I read a little about Bernoulli and Reynolds numbers, but cannot remember any of it:)
There is no need to review Bernoulli, Reynolds or even Prandtl, etc. All you have to do is keenly observe that most frac rigs (compared on an equal/similar basis) overwhelm masthead rigs when going to weather; and on the 'down side' the very same frac rigs will invariably use a spinnaker to beat the pants off a masthead (using a large LP genoa) 'going down'.

Such kind of strongly suggests that a masthead rig is only a compromise ... using the BIG jib/genoa instead of a 'proper' downwind sail and at the expense of 'pointing ability' for going uphill, to boot. It also suggests that the 'aerodynamics' of sailing more or increasingly 'optimize' with the fractional rig.
No 'iterated numbers' or 'theories' required, the 'ratings' databanks, the compilation of racing result over many many years seem to confirm this; all the while, the 'modern' (post ~1903) theories of aerodynamics help to explain 'why' that is.
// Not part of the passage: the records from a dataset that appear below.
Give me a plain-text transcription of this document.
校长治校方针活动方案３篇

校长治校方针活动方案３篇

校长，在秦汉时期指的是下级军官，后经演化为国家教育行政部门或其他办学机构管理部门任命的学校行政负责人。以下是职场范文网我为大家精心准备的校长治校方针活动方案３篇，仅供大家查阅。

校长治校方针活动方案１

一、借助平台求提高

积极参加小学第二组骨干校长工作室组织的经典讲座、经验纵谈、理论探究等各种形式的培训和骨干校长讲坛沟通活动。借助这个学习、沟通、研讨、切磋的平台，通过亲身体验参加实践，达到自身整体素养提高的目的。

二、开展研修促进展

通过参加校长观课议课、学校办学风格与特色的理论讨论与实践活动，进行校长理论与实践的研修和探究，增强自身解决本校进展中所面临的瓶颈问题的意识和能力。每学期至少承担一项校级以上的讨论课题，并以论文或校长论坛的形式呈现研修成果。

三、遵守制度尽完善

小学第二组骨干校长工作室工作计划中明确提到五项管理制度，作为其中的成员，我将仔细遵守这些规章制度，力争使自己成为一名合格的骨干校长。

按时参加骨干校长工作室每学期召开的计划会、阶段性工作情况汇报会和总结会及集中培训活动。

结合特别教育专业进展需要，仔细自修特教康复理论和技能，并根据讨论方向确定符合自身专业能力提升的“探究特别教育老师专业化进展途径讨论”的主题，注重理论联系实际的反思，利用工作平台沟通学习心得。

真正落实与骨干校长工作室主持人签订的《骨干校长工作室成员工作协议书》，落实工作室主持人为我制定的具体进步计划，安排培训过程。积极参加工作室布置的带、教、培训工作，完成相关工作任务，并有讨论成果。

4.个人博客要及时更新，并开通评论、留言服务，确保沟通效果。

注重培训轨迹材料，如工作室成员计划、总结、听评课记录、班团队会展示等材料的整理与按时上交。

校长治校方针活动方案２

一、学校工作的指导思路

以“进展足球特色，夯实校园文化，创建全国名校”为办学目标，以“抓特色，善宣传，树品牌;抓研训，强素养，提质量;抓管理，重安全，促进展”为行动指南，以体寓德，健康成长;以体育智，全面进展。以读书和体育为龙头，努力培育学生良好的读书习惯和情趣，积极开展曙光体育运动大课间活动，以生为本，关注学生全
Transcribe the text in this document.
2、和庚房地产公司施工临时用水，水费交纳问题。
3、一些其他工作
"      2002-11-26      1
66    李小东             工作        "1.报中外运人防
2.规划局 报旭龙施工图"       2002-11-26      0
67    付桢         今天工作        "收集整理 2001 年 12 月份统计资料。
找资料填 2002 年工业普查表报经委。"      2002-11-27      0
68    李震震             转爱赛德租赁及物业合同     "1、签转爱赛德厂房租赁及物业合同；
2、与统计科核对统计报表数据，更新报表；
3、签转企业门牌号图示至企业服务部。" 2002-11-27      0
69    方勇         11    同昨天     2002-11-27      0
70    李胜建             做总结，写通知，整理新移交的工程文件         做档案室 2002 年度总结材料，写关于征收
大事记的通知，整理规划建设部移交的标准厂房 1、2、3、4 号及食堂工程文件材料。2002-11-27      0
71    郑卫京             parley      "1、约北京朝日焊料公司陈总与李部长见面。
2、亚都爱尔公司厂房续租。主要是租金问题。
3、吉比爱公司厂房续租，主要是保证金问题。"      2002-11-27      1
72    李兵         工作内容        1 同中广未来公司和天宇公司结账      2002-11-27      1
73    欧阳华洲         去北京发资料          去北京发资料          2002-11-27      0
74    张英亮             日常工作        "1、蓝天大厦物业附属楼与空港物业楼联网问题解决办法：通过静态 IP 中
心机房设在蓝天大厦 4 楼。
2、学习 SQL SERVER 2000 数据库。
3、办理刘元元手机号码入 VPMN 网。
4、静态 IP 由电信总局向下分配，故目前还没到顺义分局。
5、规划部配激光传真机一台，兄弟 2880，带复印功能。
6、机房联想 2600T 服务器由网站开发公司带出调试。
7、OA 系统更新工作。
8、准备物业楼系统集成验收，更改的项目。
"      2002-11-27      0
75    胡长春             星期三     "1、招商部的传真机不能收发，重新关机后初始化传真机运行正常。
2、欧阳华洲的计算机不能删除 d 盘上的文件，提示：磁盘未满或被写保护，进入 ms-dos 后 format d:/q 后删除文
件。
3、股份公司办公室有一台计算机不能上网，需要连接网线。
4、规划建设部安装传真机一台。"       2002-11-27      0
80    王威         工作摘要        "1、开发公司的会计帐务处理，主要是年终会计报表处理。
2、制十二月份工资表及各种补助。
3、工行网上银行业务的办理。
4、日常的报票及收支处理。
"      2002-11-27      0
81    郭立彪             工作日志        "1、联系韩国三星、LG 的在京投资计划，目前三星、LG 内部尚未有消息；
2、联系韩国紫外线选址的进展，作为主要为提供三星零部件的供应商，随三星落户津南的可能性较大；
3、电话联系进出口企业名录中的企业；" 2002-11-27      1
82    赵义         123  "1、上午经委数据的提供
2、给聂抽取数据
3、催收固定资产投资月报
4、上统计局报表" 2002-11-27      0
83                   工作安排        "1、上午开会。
All this stated, I still dont want an overly-tall rigid wing-sail on my crab-crusher 'Perryboat', thank you. But yet, I still fly a staysail 'under' a yankee topsail, as the speedo results show an increase of forward speed & VMG when pointing with this 'combo' .... and even that the staysail doesnt visibly seem to be 'drawing' - thanks to modern theories of aerodynamics.